Snapshot Control v0
This macro creates a snapshot table to control snapshot-based tables like PITs and Bridges. The snapshot table will hold daily snapshots starting at a specific start_date and has a configurable daytime. Usual application would involve creating one snapshot table per Data Vault environment, and therefore creating one dbt model using this macro. The model needs to be scheduled daily, with a execution time that matches your desired snapshot time, since the macro automatically inserts all snapshots until the current day, no matter which time it is, and a snapshot for 08:00:00 should be calculated at that time. So if the snapshot table is configured to have a ‘daily_snapshot_time’ of ’07:00:00′, all snapshots in the table will have the timestamp ’07:00:00′. Therefore you need to schedule the building of the snapshot table also to ’07:00:00′.
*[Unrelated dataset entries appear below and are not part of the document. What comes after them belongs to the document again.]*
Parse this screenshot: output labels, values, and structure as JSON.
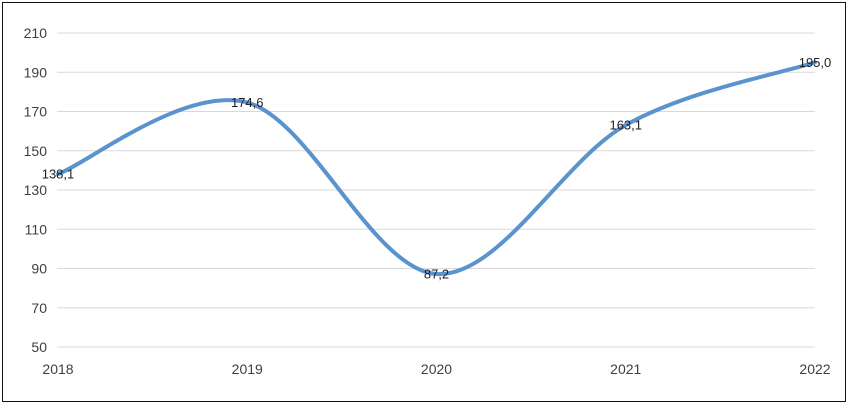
{
  "chart_data": {
    "type": "line",
    "title": "",
    "xlabel": "",
    "ylabel": "",
    "x": [
      "2018",
      "2019",
      "2020",
      "2021",
      "2022"
    ],
    "series": [
      {
        "name": "",
        "values": [
          138.1,
          174.6,
          87.2,
          163.1,
          195.0
        ],
        "labels": [
          "138,1",
          "174,6",
          "87,2",
          "163,1",
          "195,0"
        ]
      }
    ],
    "ylim": [
      50,
      210
    ],
    "yticks": [
      50,
      70,
      90,
      110,
      130,
      150,
      170,
      190,
      210
    ],
    "grid": "horizontal",
    "legend": "none",
    "smooth": true,
    "colors": {
      "line": "#5b93ce",
      "grid": "#d9d9d9",
      "axis_text": "#3f3f3f",
      "data_label_text": "#1f1f1f",
      "frame_border": "#111111",
      "background": "#ffffff"
    }
  }
}
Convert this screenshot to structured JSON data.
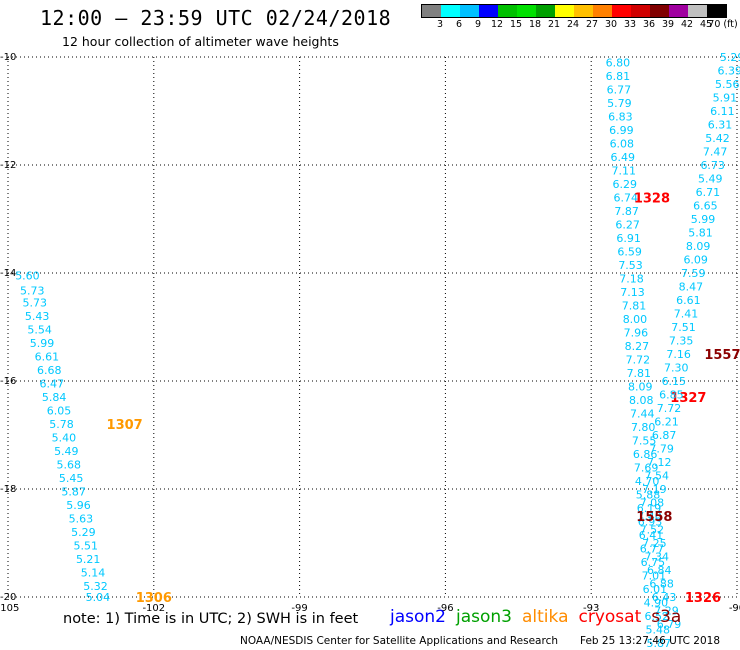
{
  "title": "12:00 – 23:59 UTC 02/24/2018",
  "subtitle": "12 hour collection of altimeter wave heights",
  "legend": {
    "colors": [
      "#808080",
      "#00ffff",
      "#00c0ff",
      "#0000ff",
      "#00c000",
      "#00e000",
      "#00a000",
      "#ffff00",
      "#ffc000",
      "#ff8000",
      "#ff0000",
      "#d00000",
      "#800000",
      "#a000a0",
      "#c0c0c0",
      "#000000"
    ],
    "labels": [
      "3",
      "6",
      "9",
      "12",
      "15",
      "18",
      "21",
      "24",
      "27",
      "30",
      "33",
      "36",
      "39",
      "42",
      "45",
      "70 (ft)"
    ]
  },
  "axes": {
    "lon_ticks": [
      "-105",
      "-102",
      "-99",
      "-96",
      "-93",
      "-90"
    ],
    "lat_ticks": [
      "-10",
      "-12",
      "-14",
      "-16",
      "-18",
      "-20"
    ]
  },
  "note": "note:  1) Time is in UTC;  2) SWH is in feet",
  "satellites": [
    {
      "name": "jason2",
      "color": "#0000ff"
    },
    {
      "name": "jason3",
      "color": "#00a000"
    },
    {
      "name": "altika",
      "color": "#ff8c00"
    },
    {
      "name": "cryosat",
      "color": "#ff0000"
    },
    {
      "name": "s3a",
      "color": "#8b0000"
    }
  ],
  "credit": "NOAA/NESDIS Center for Satellite Applications and Research",
  "timestamp": "Feb 25 13:27:46 UTC 2018",
  "map_data": {
    "lon_range": [
      -105,
      -90
    ],
    "lat_range": [
      -20,
      -10
    ],
    "tracks": [
      {
        "satellite": "altika",
        "color": "#00c8ff",
        "times": [
          {
            "label": "1307",
            "lon": -102.6,
            "lat": -16.8,
            "color": "#ff9900"
          },
          {
            "label": "1306",
            "lon": -102.0,
            "lat": -20.0,
            "color": "#ff9900"
          }
        ],
        "points": [
          {
            "lon": -104.6,
            "lat": -14.05,
            "v": "5.60"
          },
          {
            "lon": -104.5,
            "lat": -14.32,
            "v": "5.73"
          },
          {
            "lon": -104.45,
            "lat": -14.55,
            "v": "5.73"
          },
          {
            "lon": -104.4,
            "lat": -14.8,
            "v": "5.43"
          },
          {
            "lon": -104.35,
            "lat": -15.05,
            "v": "5.54"
          },
          {
            "lon": -104.3,
            "lat": -15.3,
            "v": "5.99"
          },
          {
            "lon": -104.2,
            "lat": -15.55,
            "v": "6.61"
          },
          {
            "lon": -104.15,
            "lat": -15.8,
            "v": "6.68"
          },
          {
            "lon": -104.1,
            "lat": -16.05,
            "v": "6.47"
          },
          {
            "lon": -104.05,
            "lat": -16.3,
            "v": "5.84"
          },
          {
            "lon": -103.95,
            "lat": -16.55,
            "v": "6.05"
          },
          {
            "lon": -103.9,
            "lat": -16.8,
            "v": "5.78"
          },
          {
            "lon": -103.85,
            "lat": -17.05,
            "v": "5.40"
          },
          {
            "lon": -103.8,
            "lat": -17.3,
            "v": "5.49"
          },
          {
            "lon": -103.75,
            "lat": -17.55,
            "v": "5.68"
          },
          {
            "lon": -103.7,
            "lat": -17.8,
            "v": "5.45"
          },
          {
            "lon": -103.65,
            "lat": -18.05,
            "v": "5.87"
          },
          {
            "lon": -103.55,
            "lat": -18.3,
            "v": "5.96"
          },
          {
            "lon": -103.5,
            "lat": -18.55,
            "v": "5.63"
          },
          {
            "lon": -103.45,
            "lat": -18.8,
            "v": "5.29"
          },
          {
            "lon": -103.4,
            "lat": -19.05,
            "v": "5.51"
          },
          {
            "lon": -103.35,
            "lat": -19.3,
            "v": "5.21"
          },
          {
            "lon": -103.25,
            "lat": -19.55,
            "v": "5.14"
          },
          {
            "lon": -103.2,
            "lat": -19.8,
            "v": "5.32"
          },
          {
            "lon": -103.15,
            "lat": -20.0,
            "v": "5.04"
          }
        ]
      },
      {
        "satellite": "cryosat",
        "color": "#00c8ff",
        "times": [
          {
            "label": "1328",
            "lon": -91.75,
            "lat": -12.6,
            "color": "#ff0000"
          },
          {
            "label": "1327",
            "lon": -91.0,
            "lat": -16.3,
            "color": "#ff0000"
          },
          {
            "label": "1326",
            "lon": -90.7,
            "lat": -20.0,
            "color": "#ff0000"
          }
        ],
        "points": [
          {
            "lon": -92.45,
            "lat": -10.1,
            "v": "6.80"
          },
          {
            "lon": -92.45,
            "lat": -10.35,
            "v": "6.81"
          },
          {
            "lon": -92.43,
            "lat": -10.6,
            "v": "6.77"
          },
          {
            "lon": -92.42,
            "lat": -10.85,
            "v": "5.79"
          },
          {
            "lon": -92.4,
            "lat": -11.1,
            "v": "6.83"
          },
          {
            "lon": -92.38,
            "lat": -11.35,
            "v": "6.99"
          },
          {
            "lon": -92.37,
            "lat": -11.6,
            "v": "6.08"
          },
          {
            "lon": -92.35,
            "lat": -11.85,
            "v": "6.49"
          },
          {
            "lon": -92.33,
            "lat": -12.1,
            "v": "7.11"
          },
          {
            "lon": -92.31,
            "lat": -12.35,
            "v": "6.29"
          },
          {
            "lon": -92.29,
            "lat": -12.6,
            "v": "6.74"
          },
          {
            "lon": -92.27,
            "lat": -12.85,
            "v": "7.87"
          },
          {
            "lon": -92.25,
            "lat": -13.1,
            "v": "6.27"
          },
          {
            "lon": -92.23,
            "lat": -13.35,
            "v": "6.91"
          },
          {
            "lon": -92.21,
            "lat": -13.6,
            "v": "6.59"
          },
          {
            "lon": -92.19,
            "lat": -13.85,
            "v": "7.53"
          },
          {
            "lon": -92.17,
            "lat": -14.1,
            "v": "7.18"
          },
          {
            "lon": -92.15,
            "lat": -14.35,
            "v": "7.13"
          },
          {
            "lon": -92.12,
            "lat": -14.6,
            "v": "7.81"
          },
          {
            "lon": -92.1,
            "lat": -14.85,
            "v": "8.00"
          },
          {
            "lon": -92.08,
            "lat": -15.1,
            "v": "7.96"
          },
          {
            "lon": -92.06,
            "lat": -15.35,
            "v": "8.27"
          },
          {
            "lon": -92.04,
            "lat": -15.6,
            "v": "7.72"
          },
          {
            "lon": -92.02,
            "lat": -15.85,
            "v": "7.81"
          },
          {
            "lon": -91.99,
            "lat": -16.1,
            "v": "8.09"
          },
          {
            "lon": -91.97,
            "lat": -16.35,
            "v": "8.08"
          },
          {
            "lon": -91.95,
            "lat": -16.6,
            "v": "7.44"
          },
          {
            "lon": -91.93,
            "lat": -16.85,
            "v": "7.80"
          },
          {
            "lon": -91.91,
            "lat": -17.1,
            "v": "7.55"
          },
          {
            "lon": -91.89,
            "lat": -17.35,
            "v": "6.86"
          },
          {
            "lon": -91.87,
            "lat": -17.6,
            "v": "7.69"
          },
          {
            "lon": -91.85,
            "lat": -17.85,
            "v": "4.70"
          },
          {
            "lon": -91.83,
            "lat": -18.1,
            "v": "5.88"
          },
          {
            "lon": -91.81,
            "lat": -18.35,
            "v": "6.19"
          },
          {
            "lon": -91.79,
            "lat": -18.6,
            "v": "6.93"
          },
          {
            "lon": -91.77,
            "lat": -18.85,
            "v": "6.41"
          },
          {
            "lon": -91.75,
            "lat": -19.1,
            "v": "6.77"
          },
          {
            "lon": -91.73,
            "lat": -19.35,
            "v": "6.75"
          },
          {
            "lon": -91.71,
            "lat": -19.6,
            "v": "7.01"
          },
          {
            "lon": -91.69,
            "lat": -19.85,
            "v": "6.01"
          },
          {
            "lon": -91.67,
            "lat": -20.1,
            "v": "4.90"
          },
          {
            "lon": -91.65,
            "lat": -20.35,
            "v": "6.52"
          },
          {
            "lon": -91.63,
            "lat": -20.6,
            "v": "5.48"
          },
          {
            "lon": -91.61,
            "lat": -20.85,
            "v": "5.87"
          }
        ]
      },
      {
        "satellite": "s3a",
        "color": "#00c8ff",
        "times": [
          {
            "label": "1557",
            "lon": -90.3,
            "lat": -15.5,
            "color": "#8b0000"
          },
          {
            "label": "1558",
            "lon": -91.7,
            "lat": -18.5,
            "color": "#8b0000"
          }
        ],
        "points": [
          {
            "lon": -90.1,
            "lat": -10.0,
            "v": "5.29"
          },
          {
            "lon": -90.15,
            "lat": -10.25,
            "v": "6.39"
          },
          {
            "lon": -90.2,
            "lat": -10.5,
            "v": "5.56"
          },
          {
            "lon": -90.25,
            "lat": -10.75,
            "v": "5.91"
          },
          {
            "lon": -90.3,
            "lat": -11.0,
            "v": "6.11"
          },
          {
            "lon": -90.35,
            "lat": -11.25,
            "v": "6.31"
          },
          {
            "lon": -90.4,
            "lat": -11.5,
            "v": "5.42"
          },
          {
            "lon": -90.45,
            "lat": -11.75,
            "v": "7.47"
          },
          {
            "lon": -90.5,
            "lat": -12.0,
            "v": "6.73"
          },
          {
            "lon": -90.55,
            "lat": -12.25,
            "v": "5.49"
          },
          {
            "lon": -90.6,
            "lat": -12.5,
            "v": "6.71"
          },
          {
            "lon": -90.65,
            "lat": -12.75,
            "v": "6.65"
          },
          {
            "lon": -90.7,
            "lat": -13.0,
            "v": "5.99"
          },
          {
            "lon": -90.75,
            "lat": -13.25,
            "v": "5.81"
          },
          {
            "lon": -90.8,
            "lat": -13.5,
            "v": "8.09"
          },
          {
            "lon": -90.85,
            "lat": -13.75,
            "v": "6.09"
          },
          {
            "lon": -90.9,
            "lat": -14.0,
            "v": "7.59"
          },
          {
            "lon": -90.95,
            "lat": -14.25,
            "v": "8.47"
          },
          {
            "lon": -91.0,
            "lat": -14.5,
            "v": "6.61"
          },
          {
            "lon": -91.05,
            "lat": -14.75,
            "v": "7.41"
          },
          {
            "lon": -91.1,
            "lat": -15.0,
            "v": "7.51"
          },
          {
            "lon": -91.15,
            "lat": -15.25,
            "v": "7.35"
          },
          {
            "lon": -91.2,
            "lat": -15.5,
            "v": "7.16"
          },
          {
            "lon": -91.25,
            "lat": -15.75,
            "v": "7.30"
          },
          {
            "lon": -91.3,
            "lat": -16.0,
            "v": "6.15"
          },
          {
            "lon": -91.35,
            "lat": -16.25,
            "v": "6.85"
          },
          {
            "lon": -91.4,
            "lat": -16.5,
            "v": "7.72"
          },
          {
            "lon": -91.45,
            "lat": -16.75,
            "v": "6.21"
          },
          {
            "lon": -91.5,
            "lat": -17.0,
            "v": "6.87"
          },
          {
            "lon": -91.55,
            "lat": -17.25,
            "v": "7.79"
          },
          {
            "lon": -91.6,
            "lat": -17.5,
            "v": "7.12"
          },
          {
            "lon": -91.65,
            "lat": -17.75,
            "v": "7.54"
          },
          {
            "lon": -91.7,
            "lat": -18.0,
            "v": "7.19"
          },
          {
            "lon": -91.75,
            "lat": -18.25,
            "v": "7.08"
          },
          {
            "lon": -91.8,
            "lat": -18.5,
            "v": "7.40"
          },
          {
            "lon": -91.75,
            "lat": -18.75,
            "v": "7.52"
          },
          {
            "lon": -91.7,
            "lat": -19.0,
            "v": "7.25"
          },
          {
            "lon": -91.65,
            "lat": -19.25,
            "v": "7.34"
          },
          {
            "lon": -91.6,
            "lat": -19.5,
            "v": "6.84"
          },
          {
            "lon": -91.55,
            "lat": -19.75,
            "v": "6.88"
          },
          {
            "lon": -91.5,
            "lat": -20.0,
            "v": "6.43"
          },
          {
            "lon": -91.45,
            "lat": -20.25,
            "v": "7.29"
          },
          {
            "lon": -91.4,
            "lat": -20.5,
            "v": "6.79"
          }
        ]
      }
    ]
  }
}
In addition to the actual snapshot-datetimestamp (sdts), the macro generates the following columns:
Column | Data Type | Explanation |
---|---|---|
replacement_sdts | timestamp | Allows users to replace a sdts with another one, without having to update the actual sdts column. By default this column is filled with the regular sdts. |
caption | string | Allows users to title their snapshots. Examples would be something like: ‘Christmas 2022’, or ‘End-of-year report 2021’. By default this is filled with ‘Snapshot {sdts}’, holding the respective sdts. |
is_hourly | boolean | Captures if the time of a sdts is on an exact hours, meaning minutes=0 and seconds=0. All sdts created by this macro are daily and therefor always hourly, but this column enables future inserts of custom, user-defined sdts. |
is_daily | boolean | Captures if the time of a sdts is on exactly midnight, meaning hours=0, minutes=0 and seconds=0. This depends on your desired daily_snapshot_time, but is not used by the downstream macros, and just generates additional metadata for potential future use. |
is_weekly | boolean | Captures if the day of the week of a sdts is monday. |
is_monthly | boolean | Captures if a sdts is the first day of a month. |
is_end_of_month | boolean | Captures if a sdts is the last day of a month. |
is_quarterly | boolean | Captures if a sdts is the first day of a quarter. |
is_yearly | boolean | Captures if a sdts is the first day of a year |
is_end_of_year | boolean | Captures if a sdts is the last day of a year |
comment | string | Allows users to write custom comments for each sdts. By default this column is set to NULL. |
Parameters | Data Type | Required | Default Value | Explanation |
---|---|---|---|---|
start_date | date | mandatory | – | Defines the earliest date that should be available inside the snapshot_table. The format of this date must be ‘YYYY-MM-DD’. |
daily_snapshot_time | time | mandatory | – | Defines the time that your daily snapshots should have. Usually this is either something right before daily business starts, or after daily business is over. Needs to be in the format ‘hh:mm:ss’. |
sdts_alias | string | optional | datavault4dbt. sdts_alias | Defines the name of the snapshot date timestamp column inside the snapshot_table. |
Example 1
{{ config(materialized='incremental') }}
{%- set yaml_metadata -%}
start_date: '2015-01-01'
daily_snapshot_time: '07:30:00'
{%- endset -%}
{%- set metadata_dict = fromyaml(yaml_metadata) -%}
{{ datavault4dbt.control_snap_v0(start_date=metadata_dict.get('start_date'),
daily_snapshot_time=metadata_dict.get('daily_snapshot_time')) }}
Description
- start_date: The parameter start_date has to be in the format ‘YYYY-MM-DD’. With the start_date set to ‘2015-01-01’, the snapshot table would hold daily snapshots beginning at 2015.
- daily_snapshot_time: ’07:30:00′ The snapshots inside this table would all have the time ’07:30:00′. Must be set in the format ‘hh:mm:ss’.